I. Geltungsbereich, Vertragsschluss


§ 1 Anwendbarkeit

Die nachfolgenden Bedingungen finden Anwendung auf alle Verträge (nachfolgend „Einzelaufträge“ bzw. „Einzelauftrag“ genannt), bei denen sich die Saxonia Systems AG (SAXONIA) zur Erbringung von Planung-, Entwurfs-, Entwicklungs- und Beratungsleistungen für Software und IT-Projekte verpflichtet, unabhängig davon, ob SAXONIA zur Erbringung einer Dienstleistung (Dienstvertrag), zur Erzielung eines Leistungserfolgs (Werkvertrag) oder zur Lieferung einer Sache bzw. eines Rechtes (Kaufvertrag) verpflichtet ist.

Diese Bedingungen finden auf die Überlassung von Standardsoftware sowie auf die Vermittlung von fremder Software und die Vermittlung von Programmierleistungen keine Anwendung.

Abweichende Allgemeine Geschäftsbedingungen des Auftraggebers finden keine Anwendung. Dies gilt auch dann, wenn SAXONIA diesen nicht ausdrücklich widerspricht.

§ 2 Vertragsabschluss, Einbeziehung der Bedingungen

2.1 Angebote von SAXONIA sind freibleibend.

2.2 SAXONIA ist zur Leistungserbringung nur verpflichtet, wenn beide Parteien unter Bezugnahme auf diese Bedingungen dem Abschluss eines Einzelauftrags wirksam zugestimmt haben.

2.3 Wirksame Regelungen, die mit dem Einzelauftrag ausgehandelt wurden, sowie zwischen den Parteien bestehende Rahmenverträge gehen diesen Bedingungen vor

II. Leistungen von SAXONIA


§ 3 Leistungsverpflichtung

3.1 Mit dem Zustandekommen des Einzelauftrags, hat SAXONIA die im Einzelauftrag beschriebenen Aufgaben auszuführen. SAXONIA kann frei über die für die Umsetzung einzusetzen Mittel sowie die Umsetzungsorte entscheiden.

3.2 Sofern im Einzelauftrag nicht ausdrücklich etwas Abweichendes vereinbart wird, erbringt SAXONIA seine Leistung als Dienstleistung im Rahmen eines Dienstvertrags i.S.v. § 611 BGB, ohne dass ein Leistungserfolg geschuldet wird.

3.3 Im Falle von Unklarheiten bei der Auslegung des Einzelauftrags, haben sich beide Parteien zunächst um eine Einigung zu bemühen. Sofern dies scheitert, ist SAXONIA berechtigt, unter Berücksichtigung der Belange beider Seiten den Inhalt des Einzelauftrags zu konkretisieren.
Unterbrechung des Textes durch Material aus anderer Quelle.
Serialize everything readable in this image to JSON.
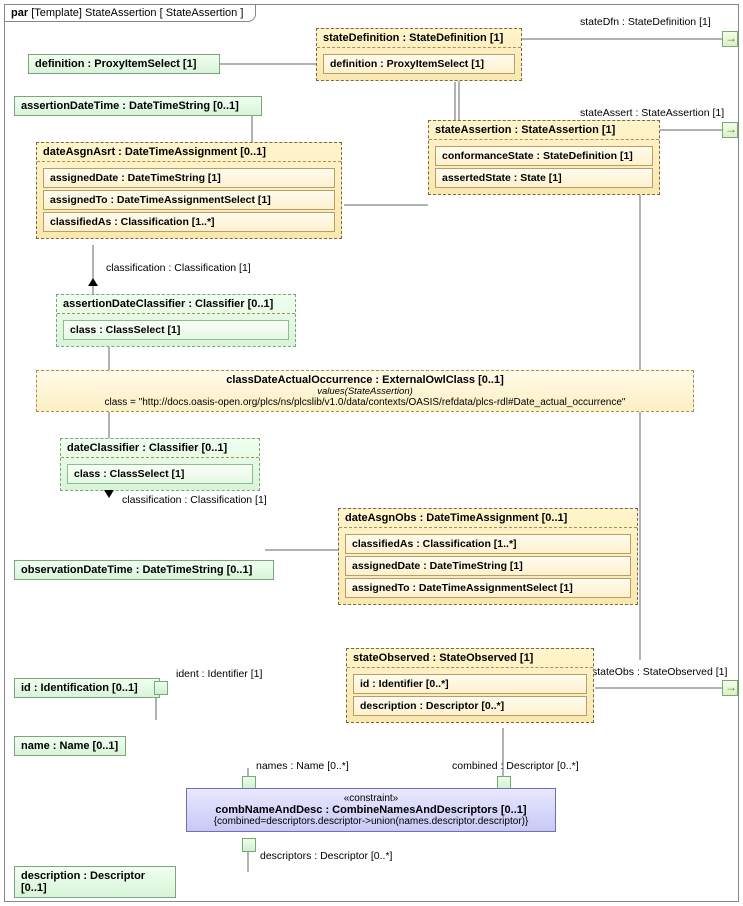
{
  "frame": {
    "kind": "par",
    "stereo": "[Template]",
    "name": "StateAssertion",
    "ref": "[ StateAssertion ]"
  },
  "ports": {
    "stateDfn": "stateDfn : StateDefinition [1]",
    "stateAssert": "stateAssert : StateAssertion [1]",
    "stateObs": "stateObs : StateObserved [1]"
  },
  "blocks": {
    "definition": "definition : ProxyItemSelect [1]",
    "stateDefinition": {
      "title": "stateDefinition : StateDefinition [1]",
      "row1": "definition : ProxyItemSelect [1]"
    },
    "assertionDateTime": "assertionDateTime : DateTimeString [0..1]",
    "dateAsgnAsrt": {
      "title": "dateAsgnAsrt : DateTimeAssignment [0..1]",
      "r1": "assignedDate : DateTimeString [1]",
      "r2": "assignedTo : DateTimeAssignmentSelect [1]",
      "r3": "classifiedAs : Classification [1..*]"
    },
    "stateAssertion": {
      "title": "stateAssertion : StateAssertion [1]",
      "r1": "conformanceState : StateDefinition [1]",
      "r2": "assertedState : State [1]"
    },
    "assertionDateClassifier": {
      "title": "assertionDateClassifier : Classifier [0..1]",
      "r1": "class : ClassSelect [1]"
    },
    "classDateActualOccurrence": {
      "title": "classDateActualOccurrence : ExternalOwlClass [0..1]",
      "sub": "values(StateAssertion)",
      "val": "class = \"http://docs.oasis-open.org/plcs/ns/plcslib/v1.0/data/contexts/OASIS/refdata/plcs-rdl#Date_actual_occurrence\""
    },
    "dateClassifier": {
      "title": "dateClassifier : Classifier [0..1]",
      "r1": "class : ClassSelect [1]"
    },
    "dateAsgnObs": {
      "title": "dateAsgnObs : DateTimeAssignment [0..1]",
      "r1": "classifiedAs : Classification [1..*]",
      "r2": "assignedDate : DateTimeString [1]",
      "r3": "assignedTo : DateTimeAssignmentSelect [1]"
    },
    "observationDateTime": "observationDateTime : DateTimeString [0..1]",
    "stateObserved": {
      "title": "stateObserved : StateObserved [1]",
      "r1": "id : Identifier [0..*]",
      "r2": "description : Descriptor [0..*]"
    },
    "id": "id : Identification [0..1]",
    "name": "name : Name [0..1]",
    "description": "description : Descriptor [0..1]"
  },
  "constraint": {
    "stereo": "«constraint»",
    "title": "combNameAndDesc : CombineNamesAndDescriptors [0..1]",
    "body": "{combined=descriptors.descriptor->union(names.descriptor.descriptor)}"
  },
  "edgeLabels": {
    "classification1": "classification : Classification [1]",
    "classification2": "classification : Classification [1]",
    "ident": "ident : Identifier [1]",
    "names": "names : Name [0..*]",
    "combined": "combined : Descriptor [0..*]",
    "descriptors": "descriptors : Descriptor [0..*]"
  }
}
3.4 Nach Abschluss (Ende der Arbeiten) des Einzelauftrags ist SAXONIA nicht verpflichtet, Aktualisierungen oder Produktanpassungen vorzunehmen.

§ 4 Personaleinsatz

4.1 SAXONIA wählt nach eigenem Ermessen diejenigen - auch freien - Mitarbeiter aus, welche die vereinbarte Leistung erbringen sollen und kann ihr Personal unter Berücksichtigung der fach- und termingerechten Auftragserfüllung austauschen.

4.2 Das fachliche und disziplinarische Weisungsrecht über die von SAXONIA eingesetzten Mitarbeiter steht ausschließlich SAXONIA zu. Es erfolgt keine Eingliederung in das Unternehmen des Auftraggebers.

4.3 Arbeitszeit und Arbeitsort der eingesetzten Mitarbeiter bestimmt SAXONIA, wobei diese üblicherweise nur von Montag bis Freitag zwischen 9 und 17 Uhr mit Ausnahme der in Sachsen geltenden Feiertage arbeiten.

§ 5 Fristen

5.1 SAXONIA erbringt seine Leistungen im Rahmen einer angemessenen Frist.

5.2 Termine für die Leistung sind nur dann verbindlich, wenn sie im Einzelauftrag als verbindlich bezeichnet wurden.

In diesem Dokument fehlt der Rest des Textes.